Pelarangan ekspor dimulai sejak Megawati Soekarno Putri memimpin Indonesia sebagai presiden, dan berlanjut pada masa kepemimpinan Susilo Bambang Yudhoyono pada 2004 sampai 2014. Pelarangan didasarkan pada fakta bahwa negara lain akan di untungkan.
Tidak terkecuali masyarakat NTB pasalnya, kebijakan ini justru akan menggangu keberlanjutan ekosistem laut.
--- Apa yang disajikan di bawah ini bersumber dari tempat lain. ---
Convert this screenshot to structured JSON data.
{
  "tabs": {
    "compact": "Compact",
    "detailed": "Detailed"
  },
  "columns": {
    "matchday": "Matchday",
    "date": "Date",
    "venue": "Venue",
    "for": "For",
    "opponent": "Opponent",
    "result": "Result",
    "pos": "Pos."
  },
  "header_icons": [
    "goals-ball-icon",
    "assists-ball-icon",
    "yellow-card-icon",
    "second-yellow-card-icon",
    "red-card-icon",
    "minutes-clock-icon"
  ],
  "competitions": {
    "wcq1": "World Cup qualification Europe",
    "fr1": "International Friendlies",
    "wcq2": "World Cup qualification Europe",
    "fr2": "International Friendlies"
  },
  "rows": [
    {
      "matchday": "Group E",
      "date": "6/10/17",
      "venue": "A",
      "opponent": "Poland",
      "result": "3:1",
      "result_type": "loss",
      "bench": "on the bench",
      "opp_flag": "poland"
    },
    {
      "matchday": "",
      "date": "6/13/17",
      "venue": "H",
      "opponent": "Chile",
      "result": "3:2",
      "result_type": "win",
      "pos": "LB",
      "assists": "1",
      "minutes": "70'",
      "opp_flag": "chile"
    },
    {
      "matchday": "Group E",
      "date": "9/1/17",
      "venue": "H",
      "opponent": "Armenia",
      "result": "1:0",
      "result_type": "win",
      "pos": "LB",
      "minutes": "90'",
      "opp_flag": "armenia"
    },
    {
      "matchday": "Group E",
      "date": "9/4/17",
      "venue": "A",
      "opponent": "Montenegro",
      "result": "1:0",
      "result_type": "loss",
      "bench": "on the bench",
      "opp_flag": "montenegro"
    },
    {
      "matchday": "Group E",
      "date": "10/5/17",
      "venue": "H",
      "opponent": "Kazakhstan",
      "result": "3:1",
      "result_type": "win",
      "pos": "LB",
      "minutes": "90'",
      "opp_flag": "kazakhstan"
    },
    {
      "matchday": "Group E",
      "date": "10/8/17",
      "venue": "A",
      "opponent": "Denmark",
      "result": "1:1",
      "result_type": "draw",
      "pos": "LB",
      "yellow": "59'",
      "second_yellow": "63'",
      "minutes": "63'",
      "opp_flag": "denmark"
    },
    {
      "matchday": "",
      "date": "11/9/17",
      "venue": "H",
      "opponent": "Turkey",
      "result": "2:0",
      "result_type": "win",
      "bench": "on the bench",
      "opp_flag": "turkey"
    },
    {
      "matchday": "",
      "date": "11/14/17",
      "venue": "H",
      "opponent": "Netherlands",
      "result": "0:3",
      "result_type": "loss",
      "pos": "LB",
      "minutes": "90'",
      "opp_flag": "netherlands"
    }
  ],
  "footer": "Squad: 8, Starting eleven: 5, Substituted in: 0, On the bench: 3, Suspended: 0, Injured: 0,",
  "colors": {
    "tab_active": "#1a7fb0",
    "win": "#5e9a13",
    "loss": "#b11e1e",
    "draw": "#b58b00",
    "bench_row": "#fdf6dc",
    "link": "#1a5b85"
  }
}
Provinsi yang mengandalkan sektor pariwisata sebagai salah satu penopang ekonomi masyarakat, apalagi dengan kehadiran KEK Mandalika di anggap sebagai sepirit geliat pariwisata di NTB, apabila ekspor ini dipaksakan akan berdampak kepada pariwisata.
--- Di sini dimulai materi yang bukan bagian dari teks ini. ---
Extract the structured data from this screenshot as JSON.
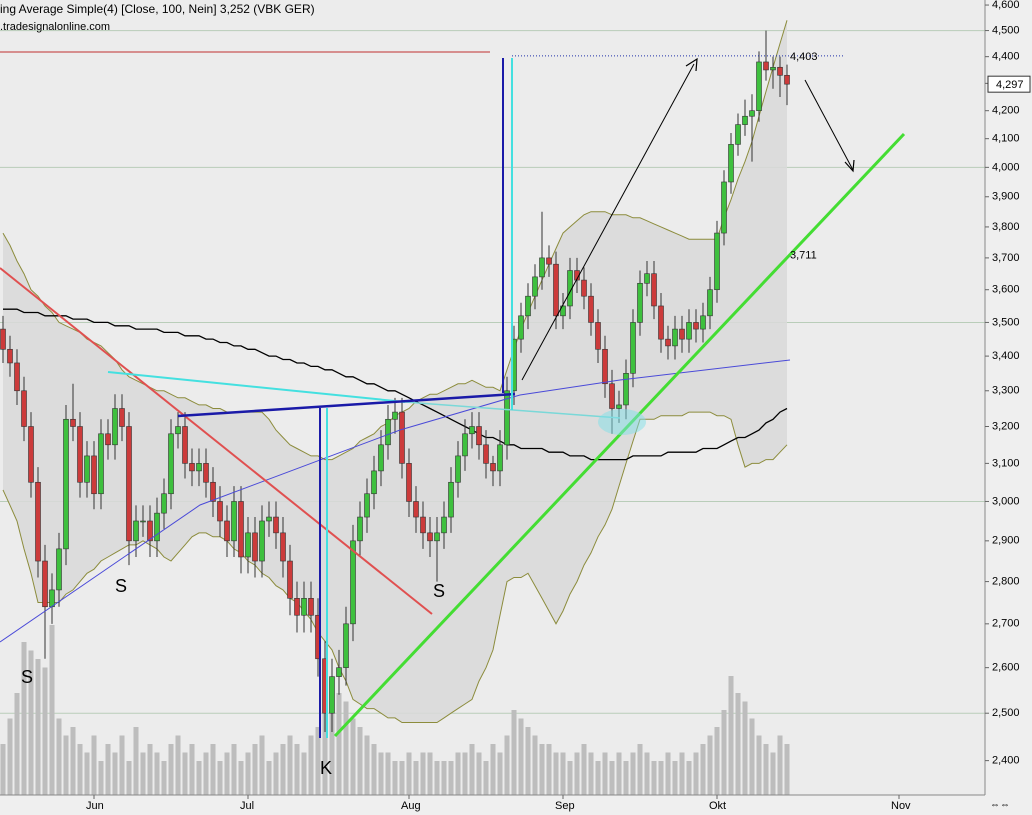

Kebijakan ekspor pasir laut pemerintah Provinsi NTB tidak akan melakukan ekspor sedimentasi pasir laut, karena aturannya kita sudah ikat dalam RT/RW tidak ada ruang untuk pengambilan pasir laut, terang Kepala Dinas Kelautan dan Perikanan (Kadislutkan) Provinsi NTB, Muslim, S.T.,M.Si.,
Menanggapi ekspor sedimentasi pasir laut Anggota DPR RI dapil NTB, H. Abdul Hadi, SE.,MM mendukung langkah pemerintah provinsi untuk tidak melakukan ekspor sedimentasi pasir laut.
"Kami khawatir kebijakan ini justru dapat merugikan masyarakat NTB, sektor pariwisata yang menjadi andalan akan berdampak terutama biota laut dipulau-pulau kecil" ujarnya.
Selain mengancam lingkungan hidup, H. Abdul Hadi, SE.,MM menerangkan kalau ada dampak sosial dari pada penurunan hasil tangkapan ikan dan kesejahteraan nelayan. Kemudian, ada juga risiko penurunan kualitas lingkungan yang mempengaruhi mata pencarian masyarakat pesisir yang bergantung pada sumber daya laut. Penambangan pasir laut juga berpotensi memperparah dampak krisis iklim.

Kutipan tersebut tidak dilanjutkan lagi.